Он нехотя взял бумагу.

— Суть прочту…

— Хотя бы суть…

— «Сим повелеваем до прихода на Индигирку капитана Ивашки Головина, — прочел светлейший, — во избежание бунтов ясачных народцев супротив престола российского, к коим намерен подвигнуть оный Головин, учинить ссору и распрю между югагирами и чукчами, к каковым присовокупить якутских, долганских и прочих туземцев, имеющих прошлые к югагирам обиды. И при сем ни тех и ни других не поддерживать никоим образом, но тайно, чрез казаков, служилых людей и сборщиков ясака тем и иным менять кую рухлядь на свинец, порох и водку неограниченно. Когда же означенные югагиры, чукчи и прочая позорят стойбиша друг друга изрядно, послать на усмирение казаков из Янского и Ленского острогов. При сем югагиров не щадить, а их князька Оскола Распуту разыскать и под охраной незамедлительно препроводить в Петербург. Во всех чувонских стойбищах, тако же потаенных таежных, произвести сыск всяческих грамот, отписок, книжиц и прочих бумаг, писанных чувонским письмом, и при отыскании составить опись оных и сжечь, ибо сие есть ересь, хула и крамола супротив престола российского и семьи царствующей. Ежели к тому часу в пределах Енисейского устья появится Ивашка Головин с людьми, сего Головина далее не пускать, а разоружить, отнять у него указ покойного ныне государя императора Петра Алексеевича, а тако же взять под стражу и вкупе с посольством препроводить в Петербург. Но ежели сей Ос-кол Распута не сыщется, Головина с людьми на Индигирку пропустить беспрепятственно, установив при сем негласный надзор. Означенный князек Распута, заслыша, что Головин пришел, непременно разыщет его, ибо с сим капитаном идет девица Варвара Тюфякина, нареченная невестою сего князька. Когда же они встретятся, подвергнуть всех аресту и отнять всяческие бумаги, грамоты, книжицы и тако же, составив опись, сжечь, сохранив, однако же, вышеозначенный указ государя императора. Препровождать Головина с людьми и князька Оскола Распуту следует раздельно, дабы избежать сговора между ними. Девицу Варвару Тюфякину отдать в Тобольский монастырь на послушание, ибо она взамуж не годна по причине душевного расстройства. По исполнении велю немедля отписать нам, а отписку послать под надежной охраной…»

— Жаль мне сего календаря, — вдруг громко проговорила Екатерина. — Полезен мог бы быть…
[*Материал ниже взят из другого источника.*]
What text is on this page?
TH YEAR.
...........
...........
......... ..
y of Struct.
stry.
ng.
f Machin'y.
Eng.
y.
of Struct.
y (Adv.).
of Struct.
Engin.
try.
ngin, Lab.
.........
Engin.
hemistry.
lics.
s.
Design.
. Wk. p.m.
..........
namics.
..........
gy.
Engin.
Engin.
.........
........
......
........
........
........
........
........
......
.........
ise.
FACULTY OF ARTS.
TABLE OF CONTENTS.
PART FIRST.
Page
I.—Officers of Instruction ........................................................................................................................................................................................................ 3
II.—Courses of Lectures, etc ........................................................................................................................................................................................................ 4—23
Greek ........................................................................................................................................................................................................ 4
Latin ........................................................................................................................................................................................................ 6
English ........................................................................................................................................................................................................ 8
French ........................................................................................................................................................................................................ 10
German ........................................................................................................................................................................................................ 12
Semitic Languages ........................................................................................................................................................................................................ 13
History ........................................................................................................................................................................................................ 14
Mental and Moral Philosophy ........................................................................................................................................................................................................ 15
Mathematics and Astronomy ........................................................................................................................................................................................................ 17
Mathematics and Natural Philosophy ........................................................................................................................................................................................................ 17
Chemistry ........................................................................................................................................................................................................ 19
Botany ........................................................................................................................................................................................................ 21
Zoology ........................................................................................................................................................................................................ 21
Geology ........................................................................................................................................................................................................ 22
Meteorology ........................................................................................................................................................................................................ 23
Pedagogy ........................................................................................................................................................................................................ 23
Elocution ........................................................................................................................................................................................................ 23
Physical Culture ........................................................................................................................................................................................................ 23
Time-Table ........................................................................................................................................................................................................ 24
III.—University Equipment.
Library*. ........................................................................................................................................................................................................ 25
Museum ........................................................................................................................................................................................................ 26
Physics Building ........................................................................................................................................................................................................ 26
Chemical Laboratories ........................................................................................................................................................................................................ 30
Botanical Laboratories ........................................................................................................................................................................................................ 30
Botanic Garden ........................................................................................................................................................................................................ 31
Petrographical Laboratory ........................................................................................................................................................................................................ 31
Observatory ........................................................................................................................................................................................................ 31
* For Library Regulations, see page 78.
— Ох, матушка! — возмутился светлейший. — Вчера ты требовала в огне его спалить, а ныне жаль? А ежели Головин добудет его и Брюсу доставит? Знаешь ли ты, что писано там?

— Не знаю, Александр Данилович. Да ведь весьма прелюбопытно узнать!

— Ну как в книге сей хула супротив тебя? И дочерей твоих? Граф в тот же час разнесет ее по Петербургу!

— Как-никак пророчества, и писаны давно… Меншиков подал указ и вновь обмакнул перо,

— Сие есть мистика, Екатерина Алексеевна, и ересь, к коим склонен Брюс.

— Ежели и впрямь вещая книга суща и правдива?

— А на что знать грядущее? Возбудить страсти и возмутить умы? В России и так неспокойно. Долгорукие, Голицыны да Ягужинский того и ждут, чтобы посеять смуту.

— И все одно пощадить бы ее и переправить к нам в Петербург.

— Матушка государыня! — взмолился светлейший. — Мне и самому любопытно взглянуть на сей календарь. Да ведь покуда везут бумаги с Индигирки-реки, половину разворуют по пути. И ладно, коль на самокрутки пустят и спалят вкупе с табаком. А ежели из интересу похитят? Неведомо, в чьи руки попадет вещая книга…

— Всю жизнь мыслила вперед заглянуть, — обреченно призналась Екатерина. — Изведать бы, к примеру, что завтра станется? Да не судьба, и что-то тревожно мне. Что, если сбудется пророчество сего Тренки? И югагирский князь род наш изведет?